Alex Tabarrok addresses the age-old question:
On the way up, bubbles encourage excessive investment in the bubble sector. On the way down a bursting bubble can create wealth shocks, liquidity shortages, and balance-sheet death-spirals. For both of these reasons, it would be good to be able to identify and pop bubbles. Identifying bubbles isn't easy, however, because, especially when interest rates are low, prices can increase rapidly with small, rational changes in investor expectations. But the difficulty of identifying bubbles is reasonably well known. What I think may be less appreciated is that bubbles are hard to pop even when you know that they exist.
Daniel Indiviglio joins the discussion:
Alan Greenspan is widely blamed for exacerbating the housing bubble, after leaving interest rates too low for too long.
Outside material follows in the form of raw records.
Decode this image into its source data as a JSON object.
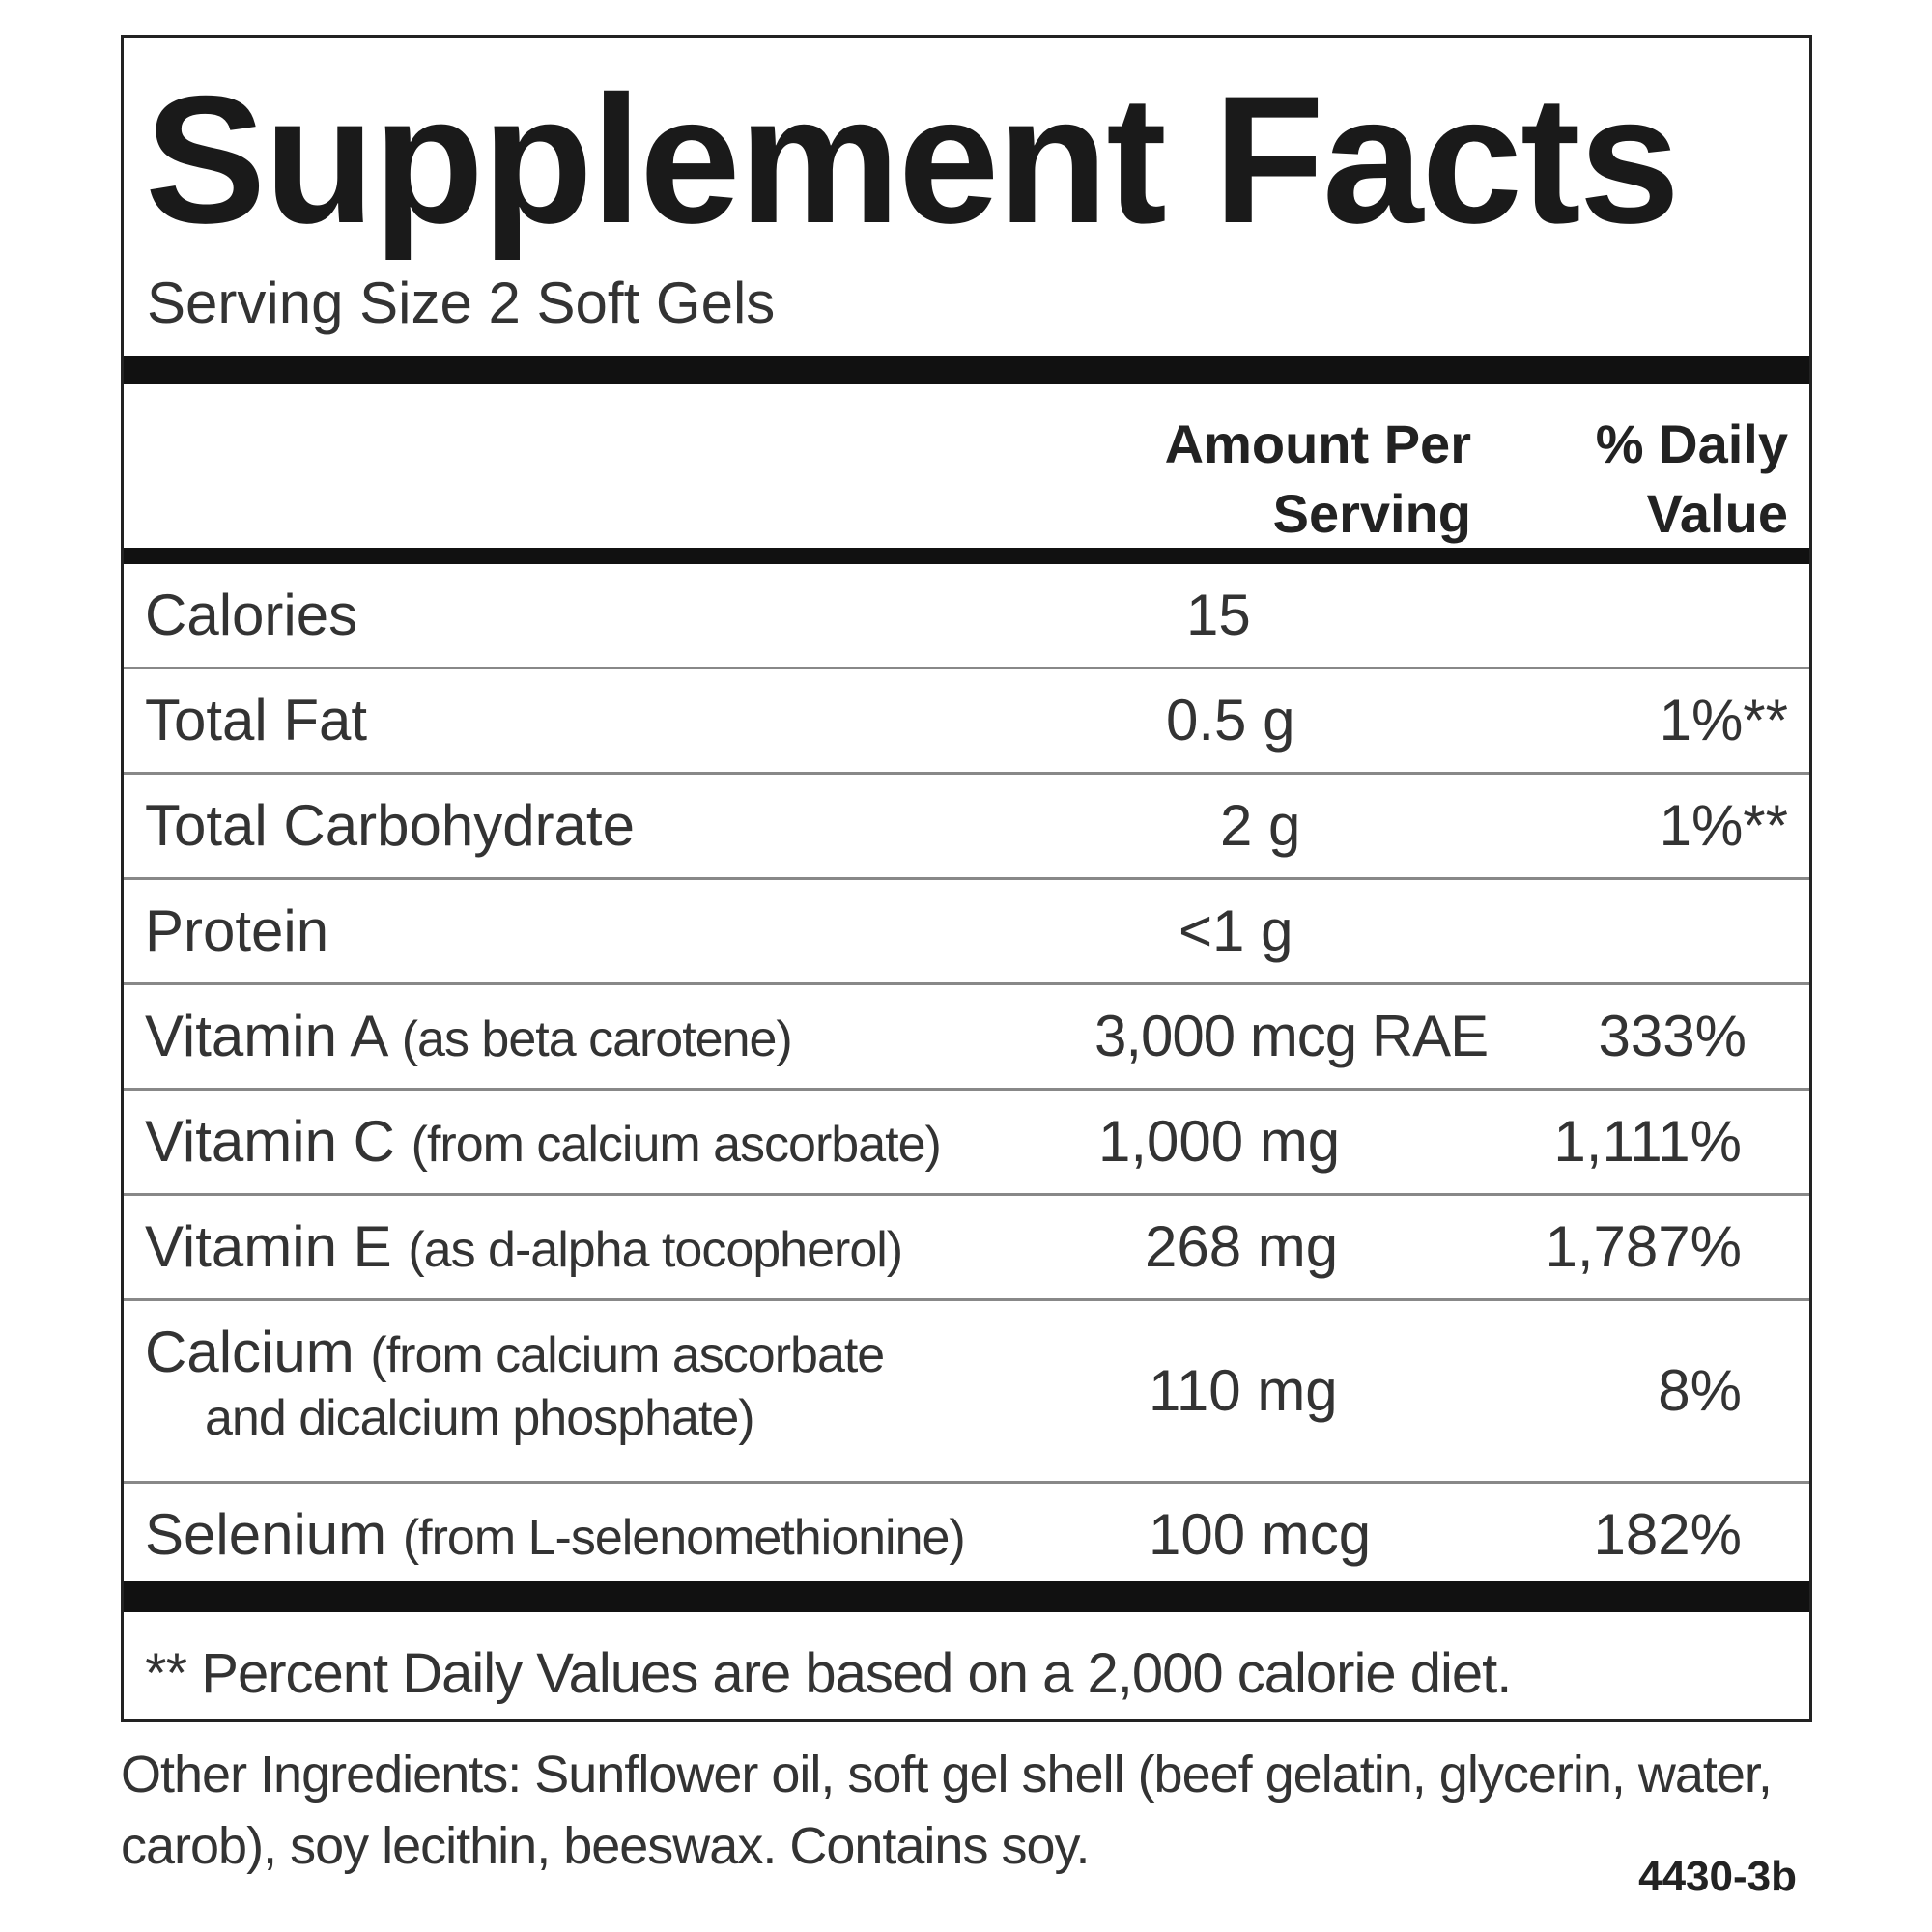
{
  "title": "Supplement Facts",
  "serving_size": "Serving Size 2 Soft Gels",
  "header": {
    "amount": [
      "Amount Per",
      "Serving"
    ],
    "dv": [
      "% Daily",
      "Value"
    ]
  },
  "rows": [
    {
      "name": "Calories",
      "sub": "",
      "amount": "15",
      "dv": ""
    },
    {
      "name": "Total Fat",
      "sub": "",
      "amount": "0.5 g",
      "dv": "1%**"
    },
    {
      "name": "Total Carbohydrate",
      "sub": "",
      "amount": "2 g",
      "dv": "1%**"
    },
    {
      "name": "Protein",
      "sub": "",
      "amount": "<1 g",
      "dv": ""
    },
    {
      "name": "Vitamin A",
      "sub": "(as beta carotene)",
      "amount": "3,000 mcg RAE",
      "dv": "333%"
    },
    {
      "name": "Vitamin C",
      "sub": "(from calcium ascorbate)",
      "amount": "1,000 mg",
      "dv": "1,111%"
    },
    {
      "name": "Vitamin E",
      "sub": "(as d-alpha tocopherol)",
      "amount": "268 mg",
      "dv": "1,787%"
    },
    {
      "name": "Calcium",
      "sub": "(from calcium ascorbate",
      "sub2": "and dicalcium phosphate)",
      "amount": "110 mg",
      "dv": "8%"
    },
    {
      "name": "Selenium",
      "sub": "(from L-selenomethionine)",
      "amount": "100 mcg",
      "dv": "182%"
    }
  ],
  "footnote": "** Percent Daily Values are based on a 2,000 calorie diet.",
  "other_ingredients": "Other Ingredients: Sunflower oil, soft gel shell (beef gelatin, glycerin, water, carob), soy lecithin, beeswax. Contains soy.",
  "code": "4430-3b"
}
The poor guy just can't win: either he's raising rates too quickly (popping the internet bubble) or keeping them too low for too long (creating the real estate bubble). One possible solution to this could be for the Fed to only use monetary policy to control inflation and never attempt to affect business cycles. Yet, that probably would not fly politically, which is one of the problems in having a quasi-public central bank.
But either way, I'm not sure it matters. I asserted before that investors tend to be too emotional, and that helps to make bubbles worse. That's partially true, but the flip side is that investing in the asset of the day during a bubble is wholly rational. If you don't, you will fail to reap the returns that everyone else will enjoy.
[...] Unfortunately, this is a problem that I'm not sure can be solved. You would have to essentially discourage that rational behavior. One possibility would be forcing long-term investment only. Then investors would certainly be less apt to take part in inflating a bubble, since they can't count on getting out before the crash. I just worry that such a policy would do more harm to the market through creating inefficiency than good though only allowing smaller bubbles.